Training was stopped at iter 2000 when validation loss plateaued and train/val gap exceeded 30% (indicating overfitting).

## Technical Details

### Data Format

Each frame is 25 SID registers encoded as 50 hex characters + newline:
```
B0080005410A306011C0064108200016800D41082000B4031F
B0084005410A30601100074108200016C00D41082000B4031F
...
<end>
```

- 50 frames = 1 second of audio
- Vocabulary: `0-9`, `A-F`, `<`, `>`, `d`, `e`, `n`, `\n` (22 tokens)
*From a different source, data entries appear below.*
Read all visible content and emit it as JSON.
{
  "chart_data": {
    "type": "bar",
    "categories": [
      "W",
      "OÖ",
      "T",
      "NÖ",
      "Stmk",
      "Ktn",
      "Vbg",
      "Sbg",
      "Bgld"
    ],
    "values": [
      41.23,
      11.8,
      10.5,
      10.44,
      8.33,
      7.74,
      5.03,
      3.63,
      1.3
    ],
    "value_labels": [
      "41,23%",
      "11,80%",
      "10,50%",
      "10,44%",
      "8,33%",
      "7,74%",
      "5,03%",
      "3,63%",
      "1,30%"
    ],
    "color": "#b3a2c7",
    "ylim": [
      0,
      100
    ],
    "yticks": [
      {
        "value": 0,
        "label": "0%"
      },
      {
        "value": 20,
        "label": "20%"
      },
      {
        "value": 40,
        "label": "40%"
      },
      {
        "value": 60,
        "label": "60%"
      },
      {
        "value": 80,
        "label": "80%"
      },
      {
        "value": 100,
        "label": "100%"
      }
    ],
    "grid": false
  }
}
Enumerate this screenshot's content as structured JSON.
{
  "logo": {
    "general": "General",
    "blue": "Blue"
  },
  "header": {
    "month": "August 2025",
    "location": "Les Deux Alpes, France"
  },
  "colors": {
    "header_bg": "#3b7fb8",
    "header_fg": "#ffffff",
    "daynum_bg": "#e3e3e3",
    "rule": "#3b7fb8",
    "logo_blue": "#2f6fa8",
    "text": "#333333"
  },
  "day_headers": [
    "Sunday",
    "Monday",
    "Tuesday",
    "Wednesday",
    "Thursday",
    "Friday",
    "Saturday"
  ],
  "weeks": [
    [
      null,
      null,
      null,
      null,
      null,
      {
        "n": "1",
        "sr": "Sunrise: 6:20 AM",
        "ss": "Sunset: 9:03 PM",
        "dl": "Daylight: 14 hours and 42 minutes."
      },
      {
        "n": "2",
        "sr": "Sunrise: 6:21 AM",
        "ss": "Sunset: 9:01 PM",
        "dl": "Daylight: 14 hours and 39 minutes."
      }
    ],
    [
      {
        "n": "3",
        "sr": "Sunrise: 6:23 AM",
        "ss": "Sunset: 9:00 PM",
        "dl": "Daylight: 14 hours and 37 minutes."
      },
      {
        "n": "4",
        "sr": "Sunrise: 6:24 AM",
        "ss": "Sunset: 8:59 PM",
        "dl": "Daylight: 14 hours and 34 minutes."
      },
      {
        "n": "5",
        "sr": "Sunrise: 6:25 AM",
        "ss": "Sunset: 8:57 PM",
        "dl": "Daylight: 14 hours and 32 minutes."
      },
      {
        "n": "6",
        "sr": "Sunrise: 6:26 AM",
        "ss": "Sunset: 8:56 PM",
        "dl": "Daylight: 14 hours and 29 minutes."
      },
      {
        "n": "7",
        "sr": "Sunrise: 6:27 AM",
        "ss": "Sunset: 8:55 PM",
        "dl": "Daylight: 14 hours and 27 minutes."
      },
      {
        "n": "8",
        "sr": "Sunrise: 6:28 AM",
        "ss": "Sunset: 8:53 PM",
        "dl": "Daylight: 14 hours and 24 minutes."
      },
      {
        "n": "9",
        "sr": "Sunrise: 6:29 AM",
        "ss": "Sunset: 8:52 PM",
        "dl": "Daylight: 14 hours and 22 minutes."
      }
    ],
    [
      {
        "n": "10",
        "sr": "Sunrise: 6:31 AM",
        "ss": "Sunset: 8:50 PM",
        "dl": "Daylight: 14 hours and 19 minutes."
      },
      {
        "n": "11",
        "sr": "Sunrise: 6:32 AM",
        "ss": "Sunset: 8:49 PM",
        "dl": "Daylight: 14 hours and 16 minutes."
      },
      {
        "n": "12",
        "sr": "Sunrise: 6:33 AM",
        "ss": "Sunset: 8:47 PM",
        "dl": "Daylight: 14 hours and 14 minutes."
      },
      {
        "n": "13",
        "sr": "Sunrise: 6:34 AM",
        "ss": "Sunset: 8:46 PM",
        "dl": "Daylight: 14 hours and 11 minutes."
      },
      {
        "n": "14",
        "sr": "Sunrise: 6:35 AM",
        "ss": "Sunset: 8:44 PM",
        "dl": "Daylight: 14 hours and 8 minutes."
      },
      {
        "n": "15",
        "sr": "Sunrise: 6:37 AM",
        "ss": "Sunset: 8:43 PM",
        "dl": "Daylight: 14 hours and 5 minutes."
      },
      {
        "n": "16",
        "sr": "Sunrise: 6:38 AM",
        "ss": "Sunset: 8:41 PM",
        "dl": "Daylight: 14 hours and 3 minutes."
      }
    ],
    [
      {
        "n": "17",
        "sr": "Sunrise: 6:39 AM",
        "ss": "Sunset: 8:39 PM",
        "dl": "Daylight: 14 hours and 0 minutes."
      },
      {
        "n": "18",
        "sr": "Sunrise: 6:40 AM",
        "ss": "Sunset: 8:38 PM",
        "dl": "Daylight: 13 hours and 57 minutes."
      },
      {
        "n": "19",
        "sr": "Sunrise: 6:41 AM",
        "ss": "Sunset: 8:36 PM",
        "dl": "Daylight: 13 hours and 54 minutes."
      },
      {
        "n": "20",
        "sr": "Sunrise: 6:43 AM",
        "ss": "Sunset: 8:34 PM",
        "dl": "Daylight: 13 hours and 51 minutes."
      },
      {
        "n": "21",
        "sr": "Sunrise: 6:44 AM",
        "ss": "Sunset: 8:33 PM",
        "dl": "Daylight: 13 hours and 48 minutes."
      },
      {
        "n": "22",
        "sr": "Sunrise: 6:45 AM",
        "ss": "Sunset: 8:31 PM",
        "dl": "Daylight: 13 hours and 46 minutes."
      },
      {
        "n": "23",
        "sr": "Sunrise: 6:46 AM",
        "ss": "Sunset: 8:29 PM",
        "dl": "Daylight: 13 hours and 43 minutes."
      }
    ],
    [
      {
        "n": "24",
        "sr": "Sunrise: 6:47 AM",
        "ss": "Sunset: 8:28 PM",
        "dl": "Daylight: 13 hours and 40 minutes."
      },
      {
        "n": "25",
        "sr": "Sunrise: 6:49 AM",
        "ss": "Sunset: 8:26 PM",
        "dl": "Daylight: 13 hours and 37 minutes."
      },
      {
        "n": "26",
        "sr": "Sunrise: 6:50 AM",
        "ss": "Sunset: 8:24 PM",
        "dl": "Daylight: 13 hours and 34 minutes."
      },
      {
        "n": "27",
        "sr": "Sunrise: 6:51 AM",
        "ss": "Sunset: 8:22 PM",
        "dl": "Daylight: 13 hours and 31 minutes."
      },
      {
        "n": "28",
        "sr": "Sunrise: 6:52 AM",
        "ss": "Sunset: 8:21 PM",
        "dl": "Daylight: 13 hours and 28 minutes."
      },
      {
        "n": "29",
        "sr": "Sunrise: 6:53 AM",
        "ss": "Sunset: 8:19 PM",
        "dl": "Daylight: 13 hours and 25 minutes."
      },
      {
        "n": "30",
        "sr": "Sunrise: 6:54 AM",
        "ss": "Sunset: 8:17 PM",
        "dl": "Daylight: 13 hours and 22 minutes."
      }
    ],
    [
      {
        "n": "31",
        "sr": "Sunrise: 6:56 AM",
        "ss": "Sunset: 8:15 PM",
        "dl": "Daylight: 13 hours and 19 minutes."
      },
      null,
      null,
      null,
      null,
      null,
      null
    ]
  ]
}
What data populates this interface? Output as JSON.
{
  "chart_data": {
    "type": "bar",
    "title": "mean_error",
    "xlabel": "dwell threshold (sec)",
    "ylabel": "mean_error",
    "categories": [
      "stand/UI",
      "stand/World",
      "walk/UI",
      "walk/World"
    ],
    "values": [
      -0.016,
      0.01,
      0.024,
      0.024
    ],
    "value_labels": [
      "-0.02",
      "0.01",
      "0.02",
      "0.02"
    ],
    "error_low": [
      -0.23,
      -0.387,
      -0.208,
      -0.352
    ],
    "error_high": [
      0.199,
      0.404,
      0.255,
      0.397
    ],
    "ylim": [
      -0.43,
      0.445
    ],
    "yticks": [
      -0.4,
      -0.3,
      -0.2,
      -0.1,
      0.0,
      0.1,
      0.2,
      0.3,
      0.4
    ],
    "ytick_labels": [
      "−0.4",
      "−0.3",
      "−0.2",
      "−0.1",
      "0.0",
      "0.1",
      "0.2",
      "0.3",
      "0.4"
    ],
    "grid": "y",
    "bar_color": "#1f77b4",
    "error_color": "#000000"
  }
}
### Inference Optimizations

The Zig engine includes:
- **KV Cache**: 50-100x speedup for autoregressive generation
- **SIMD**: @Vector(8, f32) operations, 24x speedup
- **Sliding Window**: Infinite generation beyond context length

## Citation
```bibtex
@misc{sidgpt2026,
  author = {Mario Schallner},
  title = {SID-GPT: Transformer-based Commodore 64 Music Generation},
  year = {2026},
  publisher = {Hugging Face},
  url = {https://huggingface.co/M64/sid-gpt-25m}
}
```

## Links

- [GitHub Repository](https://github.com/M64GitHub/SidGPT)
- [Training Dataset](https://huggingface.co/datasets/M64/sid-music) 1GB training data (2,410 SID files)
- [HVSC - Training Data Source](https://hvsc.c64.org/)
- [Blog Post](#) *(coming soon)*

## Acknowledgments

Thanks to the legendary C64 composers whose work made this possible: Matt Gray, Jeroen Tel, Rob Hubbard, Martin Galway, DRAX, Laxity, and all contributors to HVSC.